Señor Director: Mientras iba en auto con mi hija de 10 años, se comentaron por la radio las repercusiones del lamentable asesinato de la inspectora de Calama perpetrado por un estudiante. Mi hija recibió la información con gran impacto, lo que naturalmente derivó en mantener con ella la misma conversación que ya habíamos tenido con sus hermanos mayores, esta vez adecuada a su edad y nivel de desarrollo.

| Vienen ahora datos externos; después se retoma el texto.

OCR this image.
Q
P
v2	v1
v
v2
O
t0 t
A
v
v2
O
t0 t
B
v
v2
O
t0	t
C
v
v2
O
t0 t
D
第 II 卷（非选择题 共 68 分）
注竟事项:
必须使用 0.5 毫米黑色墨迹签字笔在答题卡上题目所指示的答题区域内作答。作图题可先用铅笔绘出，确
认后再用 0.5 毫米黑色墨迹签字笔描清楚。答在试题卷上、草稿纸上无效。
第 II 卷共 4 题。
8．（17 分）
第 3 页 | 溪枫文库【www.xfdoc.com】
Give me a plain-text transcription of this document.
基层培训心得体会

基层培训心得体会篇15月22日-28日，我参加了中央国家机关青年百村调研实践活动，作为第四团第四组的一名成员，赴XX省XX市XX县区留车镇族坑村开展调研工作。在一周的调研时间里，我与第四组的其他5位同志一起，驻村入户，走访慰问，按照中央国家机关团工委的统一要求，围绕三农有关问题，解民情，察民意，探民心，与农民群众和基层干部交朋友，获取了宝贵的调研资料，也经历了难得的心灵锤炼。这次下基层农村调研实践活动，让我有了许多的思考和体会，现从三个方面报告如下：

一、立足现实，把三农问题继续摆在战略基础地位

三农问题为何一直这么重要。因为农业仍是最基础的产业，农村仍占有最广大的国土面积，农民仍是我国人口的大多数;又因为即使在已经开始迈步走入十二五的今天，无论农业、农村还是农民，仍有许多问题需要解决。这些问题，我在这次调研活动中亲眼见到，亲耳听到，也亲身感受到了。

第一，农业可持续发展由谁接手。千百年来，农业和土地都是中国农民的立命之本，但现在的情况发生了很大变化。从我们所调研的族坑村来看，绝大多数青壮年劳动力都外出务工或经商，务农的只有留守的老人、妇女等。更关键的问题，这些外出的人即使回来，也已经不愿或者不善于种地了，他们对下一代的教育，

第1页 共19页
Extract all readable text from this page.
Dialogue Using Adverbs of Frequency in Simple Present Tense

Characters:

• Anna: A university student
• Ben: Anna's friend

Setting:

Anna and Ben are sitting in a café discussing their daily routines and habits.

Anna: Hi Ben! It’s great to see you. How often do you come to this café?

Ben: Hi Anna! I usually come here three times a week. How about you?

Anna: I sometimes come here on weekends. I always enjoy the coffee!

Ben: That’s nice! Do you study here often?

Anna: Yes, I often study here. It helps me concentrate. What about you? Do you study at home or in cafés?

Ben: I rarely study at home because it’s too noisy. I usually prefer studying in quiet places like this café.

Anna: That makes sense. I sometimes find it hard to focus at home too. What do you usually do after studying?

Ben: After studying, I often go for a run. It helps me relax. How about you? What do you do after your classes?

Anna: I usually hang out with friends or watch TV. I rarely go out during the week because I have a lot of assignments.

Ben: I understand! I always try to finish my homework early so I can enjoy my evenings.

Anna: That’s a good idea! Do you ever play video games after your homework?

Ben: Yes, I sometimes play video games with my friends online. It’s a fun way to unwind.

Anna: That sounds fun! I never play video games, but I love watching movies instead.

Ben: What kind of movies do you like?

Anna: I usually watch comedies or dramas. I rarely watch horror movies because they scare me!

Sería maravilloso que en todas las mesas de Chile se diera una conversación similar. Estamos ante una tremenda oportunidad de poner en relieve con nuestros jóvenes y niños el valor de la vida humana, lo irreparable de la pérdida, el respeto de las instituciones, lo valioso que es tratarnos bien, la soledad y sensación de incomprensión que sufren muchos jóvenes, los problemas de salud mental, la importancia de atender las necesidades de los demás, el ponerse en el lugar del otro, la empatía. Ciertamente todas las «mesas» son distintas. Algunas familias tendrán el privilegio de sentarse todos juntos a compartir una comida, otras participarán de una merienda frente al televisor, otras tomarán algo al paso en medio del ajetreo cotidiano. No importa: lo relevante es darse el tiempo para abordar este triste tema en familia, en la medida de las propias posibilidades.
María Cristina Silva M, académica Facultad de Comunicaciones UDD.